Sunday, August 21, 2005

Carell Comedy #1 in Virgin Weekend


In a busy August weekend with four new releases, Steve Carell's raunchy R-rated sex comedy The 40-Year-Old Virgin came out on top, earning roughly $20.5 million in 2,845 theatres, an average of $7,224. It's a good start for Carell's first feature as a leading man, and it should make back its $26 million production budget in just a few short days.

Made for the same amount of money, Wes Craven's high flying thriller Red Eye, starring Cillian Murphy and Rachel McAdams, also did decent business, grossing an estimated $16.5 million in its first weekend in 200 more theatres than Virgin.

Dropping down to third place, John Singleton's revenge thriller Four Brothers brought in another estimated $13 million, taking its box office total to $43.6 million. Only a few million away from making back its production budget, the breakout hit should prove to be another profitable summer film for Paramount Pictures.

New Line's Wedding Crashers continues to bring in business, remaining in fourth place with another $8.3 million.
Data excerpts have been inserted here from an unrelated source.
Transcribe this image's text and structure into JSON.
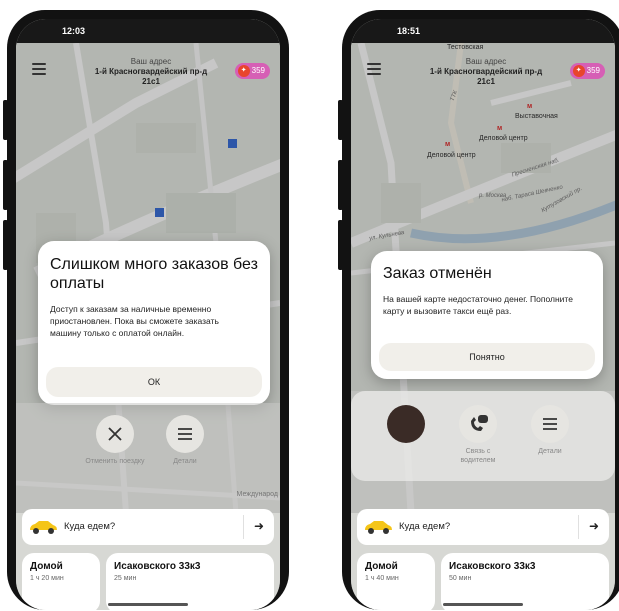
{
  "left": {
    "status_time": "12:03",
    "address_label": "Ваш адрес",
    "address_main": "1-й Красногвардейский пр-д",
    "address_sub": "21с1",
    "badge_value": "359",
    "dialog": {
      "title": "Слишком много заказов без оплаты",
      "body": "Доступ к заказам за наличные временно приостановлен. Пока вы сможете заказать машину только с оплатой онлайн.",
      "button": "ОК"
    },
    "actions": [
      {
        "label": "Отменить поездку",
        "icon": "close-icon"
      },
      {
        "label": "Детали",
        "icon": "menu-lines-icon"
      }
    ],
    "map_label_right": "Международ",
    "search_placeholder": "Куда едем?",
    "favorites": [
      {
        "title": "Домой",
        "subtitle": "1 ч 20 мин"
      },
      {
        "title": "Исаковского 33к3",
        "subtitle": "25 мин"
      }
    ]
  },
  "right": {
    "status_time": "18:51",
    "address_label": "Ваш адрес",
    "address_main": "1-й Красногвардейский пр-д",
    "address_sub": "21с1",
    "badge_value": "359",
    "map_labels": {
      "top": "Тестовская",
      "ttk": "ТТК",
      "metro_vystavochnaya": "Выставочная",
      "metro_delovoy_1": "Деловой центр",
      "metro_delovoy_2": "Деловой центр",
      "street_presnenskaya": "Пресненская наб.",
      "street_kutuzovsky": "Кутузовский пр.",
      "street_kulneva": "ул. Кульнева",
      "street_moskva": "р. Москва",
      "street_tarasa": "наб. Тараса Шевченко"
    },
    "dialog": {
      "title": "Заказ отменён",
      "body": "На вашей карте недостаточно денег. Пополните карту и вызовите такси ещё раз.",
      "button": "Понятно"
    },
    "actions": [
      {
        "label": "",
        "icon": "driver-avatar"
      },
      {
        "label": "Связь с водителем",
        "icon": "phone-chat-icon"
      },
      {
        "label": "Детали",
        "icon": "menu-lines-icon"
      }
    ],
    "search_placeholder": "Куда едем?",
    "favorites": [
      {
        "title": "Домой",
        "subtitle": "1 ч 40 мин"
      },
      {
        "title": "Исаковского 33к3",
        "subtitle": "50 мин"
      }
    ]
  },
  "colors": {
    "badge": "#d65fb5",
    "metro": "#e03030",
    "taxi_yellow": "#f5c518",
    "dialog_button": "#f1efea"
  }
}
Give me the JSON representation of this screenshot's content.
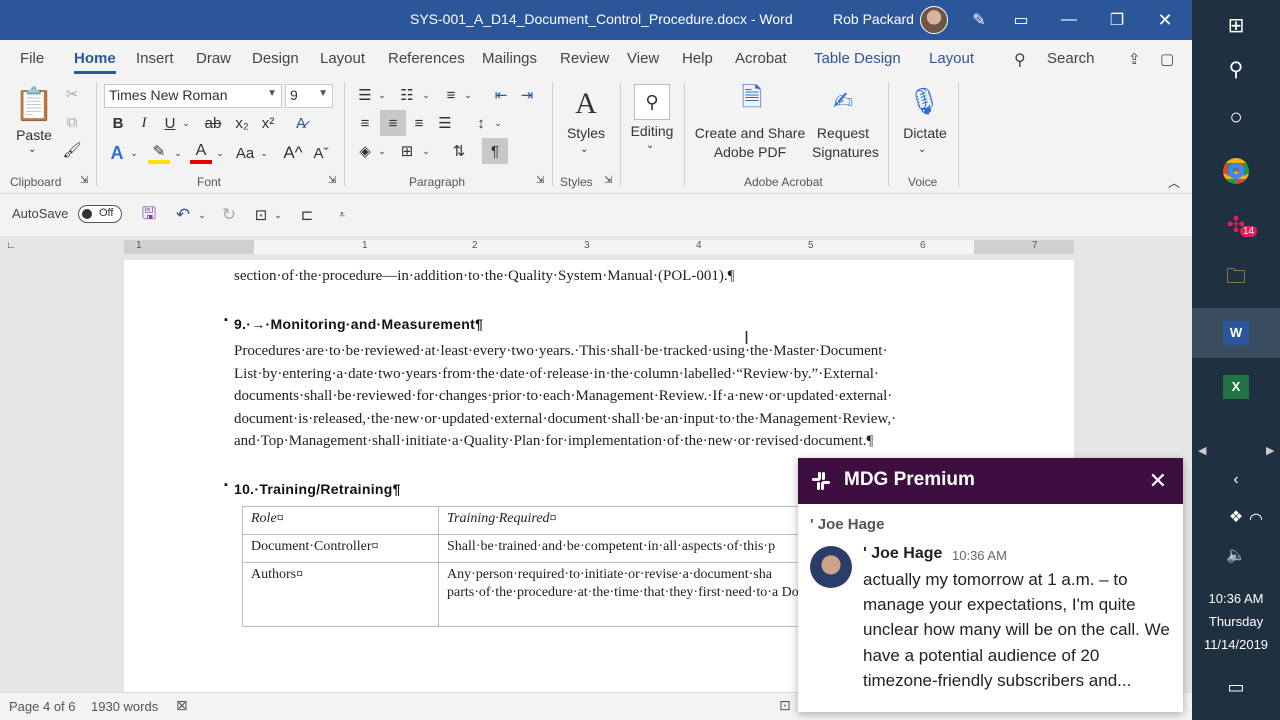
{
  "titlebar": {
    "doc_title": "SYS-001_A_D14_Document_Control_Procedure.docx  -  Word",
    "user_name": "Rob Packard"
  },
  "tabs": [
    "File",
    "Home",
    "Insert",
    "Draw",
    "Design",
    "Layout",
    "References",
    "Mailings",
    "Review",
    "View",
    "Help",
    "Acrobat",
    "Table Design",
    "Layout"
  ],
  "search_label": "Search",
  "ribbon": {
    "paste_label": "Paste",
    "font_name": "Times New Roman",
    "font_size": "9",
    "styles_label": "Styles",
    "editing_label": "Editing",
    "create_pdf_label": "Create and Share Adobe PDF",
    "request_sig_label": "Request Signatures",
    "dictate_label": "Dictate",
    "groups": {
      "clipboard": "Clipboard",
      "font": "Font",
      "paragraph": "Paragraph",
      "styles": "Styles",
      "acrobat": "Adobe Acrobat",
      "voice": "Voice"
    }
  },
  "qat": {
    "autosave_label": "AutoSave",
    "autosave_state": "Off"
  },
  "ruler_numbers": [
    "1",
    "1",
    "2",
    "3",
    "4",
    "5",
    "6",
    "7"
  ],
  "document": {
    "top_line": "section·of·the·procedure—in·addition·to·the·Quality·System·Manual·(POL-001).¶",
    "h9": "9.·→·Monitoring·and·Measurement¶",
    "para9": "Procedures·are·to·be·reviewed·at·least·every·two·years.·This·shall·be·tracked·using·the·Master·Document· List·by·entering·a·date·two·years·from·the·date·of·release·in·the·column·labelled·“Review·by.”·External· documents·shall·be·reviewed·for·changes·prior·to·each·Management·Review.·If·a·new·or·updated·external· document·is·released,·the·new·or·updated·external·document·shall·be·an·input·to·the·Management·Review,· and·Top·Management·shall·initiate·a·Quality·Plan·for·implementation·of·the·new·or·revised·document.¶",
    "h10": "10.·Training/Retraining¶",
    "table": {
      "headers": [
        "Role¤",
        "Training·Required¤"
      ],
      "rows": [
        [
          "Document·Controller¤",
          "Shall·be·trained·and·be·competent·in·all·aspects·of·this·p"
        ],
        [
          "Authors¤",
          "Any·person·required·to·initiate·or·revise·a·document·sha parts·of·the·procedure·at·the·time·that·they·first·need·to·a Document·Controller.¤"
        ]
      ]
    }
  },
  "status": {
    "page": "Page 4 of 6",
    "words": "1930 words"
  },
  "slack": {
    "workspace": "MDG Premium",
    "thread_from": "' Joe Hage",
    "sender": "' Joe Hage",
    "time": "10:36 AM",
    "message": "actually my tomorrow at 1 a.m. – to manage your expectations, I'm quite unclear how many will be on the call. We have a potential audience of 20 timezone-friendly subscribers and..."
  },
  "taskbar": {
    "time": "10:36 AM",
    "day": "Thursday",
    "date": "11/14/2019",
    "slack_badge": "14"
  },
  "colors": {
    "word_blue": "#2b579a",
    "slack_purple": "#3f0e40",
    "taskbar": "#1f3040"
  }
}
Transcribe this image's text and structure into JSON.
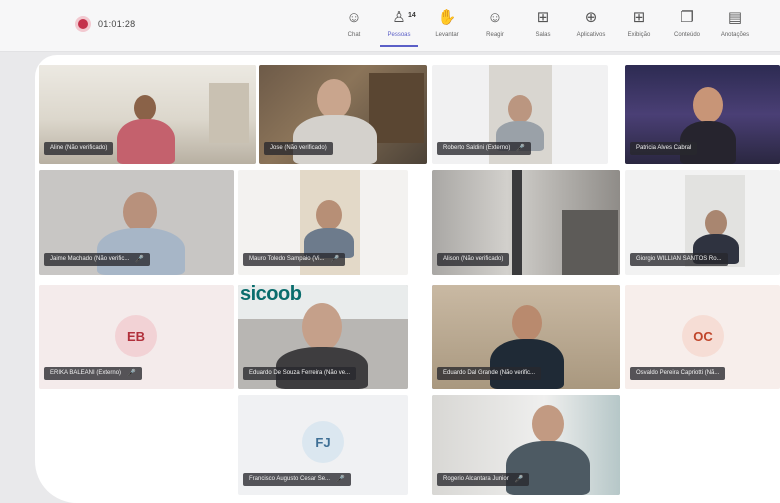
{
  "meeting": {
    "elapsed": "01:01:28"
  },
  "toolbar": [
    {
      "id": "chat",
      "label": "Chat",
      "icon": "chat-icon",
      "glyph": "☺",
      "active": false
    },
    {
      "id": "people",
      "label": "Pessoas",
      "icon": "people-icon",
      "glyph": "♙",
      "count": "14",
      "active": true
    },
    {
      "id": "raise",
      "label": "Levantar",
      "icon": "raise-hand-icon",
      "glyph": "✋",
      "active": false
    },
    {
      "id": "react",
      "label": "Reagir",
      "icon": "react-icon",
      "glyph": "☺",
      "active": false
    },
    {
      "id": "rooms",
      "label": "Salas",
      "icon": "rooms-icon",
      "glyph": "⊞",
      "active": false
    },
    {
      "id": "apps",
      "label": "Aplicativos",
      "icon": "apps-icon",
      "glyph": "⊕",
      "active": false
    },
    {
      "id": "view",
      "label": "Exibição",
      "icon": "view-icon",
      "glyph": "⊞",
      "active": false
    },
    {
      "id": "more",
      "label": "Conteúdo",
      "icon": "content-icon",
      "glyph": "❐",
      "active": false
    },
    {
      "id": "notes",
      "label": "Anotações",
      "icon": "notes-icon",
      "glyph": "▤",
      "active": false
    }
  ],
  "participants": [
    {
      "name": "Aline (Não verificado)",
      "mic": "",
      "avatar": ""
    },
    {
      "name": "Jose (Não verificado)",
      "mic": "",
      "avatar": ""
    },
    {
      "name": "Roberto Saldini (Externo)",
      "mic": "🎤",
      "avatar": ""
    },
    {
      "name": "Patricia Alves Cabral",
      "mic": "",
      "avatar": ""
    },
    {
      "name": "Jaime Machado (Não verific...",
      "mic": "🎤",
      "avatar": ""
    },
    {
      "name": "Mauro Toledo Sampaio (Vi...",
      "mic": "🎤",
      "avatar": ""
    },
    {
      "name": "Alison (Não verificado)",
      "mic": "",
      "avatar": ""
    },
    {
      "name": "Giorgio WILLIAN SANTOS Ro...",
      "mic": "",
      "avatar": ""
    },
    {
      "name": "ERIKA BALEANI (Externo)",
      "mic": "🎤",
      "avatar": "EB"
    },
    {
      "name": "Eduardo De Souza Ferreira (Não ve...",
      "mic": "",
      "avatar": ""
    },
    {
      "name": "Eduardo Dal Grande (Não verific...",
      "mic": "",
      "avatar": ""
    },
    {
      "name": "Osvaldo Pereira Capriotti (Nã...",
      "mic": "",
      "avatar": "OC"
    },
    {
      "name": "Francisco Augusto Cesar Se...",
      "mic": "🎤",
      "avatar": "FJ"
    },
    {
      "name": "Rogerio Alcantara Junior",
      "mic": "🎤",
      "avatar": ""
    }
  ],
  "wall_text": {
    "sicoob": "sicoob"
  },
  "colors": {
    "accent": "#5b5fc7",
    "eb_bg": "#f2d2d5",
    "eb_fg": "#b1303b",
    "oc_bg": "#f6ddd5",
    "oc_fg": "#c0452a",
    "fj_bg": "#dbe7f0",
    "fj_fg": "#3e6f95"
  }
}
Having grossed almost $178 million, it's very close to passing Will Smith's Hitch to become the year's top non-action comedy.

With Red Eye entering the market, Universal's thriller The Skeleton Key, starring Kate Hudson, fell 54% from its opening weekend, grossing $7.4 million for a total of $30.1 million.

Disney's computer animated family comedy Valiant , a collaboration with the British Vanguard Studios, didn't fare as well in its opening weekend as the other new movies. Featuring voices by Ewan McGregor and John Cleese, the animated film made only $6.1 million in its first weekend, a weak average of only $3,000 per theatre for seventh place. It earned less than Warner Independent Pictures' own G-rated offering, the documentary March of the Penguins, which added another $6.7 million, slightly less than it earned last weekend, to bring its total to $48.6 million in nine weeks.

In 8th and 9th place, Warner Bros. former chart toppers, The Dukes of Hazzard and Charlie and the Chocolate Factory, brought in $5.7 and $4.5 million to bring their totals up to $69 million and $192.7 million, respectively. The latter is close to becoming Warner's second $200 million of the summer, a feat that has only been achieved once before by any studio.

Deuce Bigalow: European Gigolo, the sequel to Rob Schneider's biggest hit, took a 63% tumble, dropping out of the Top 10 with a second weekend gross of $3.6 million, bringing its total to $17.2 million. It still has a slim shot at earning back its $22 million production budget in its U.S. theatrical run, but it's very slim.

The weekend's only other new movie, 20th Century Fox's motorcycle drama Supercross: The Movie is officially the biggest bomb of the year, having only grossed $2 million in its first five days in over 1,600 theatres. It only averaged about $817 per theatre over the three-day weekend.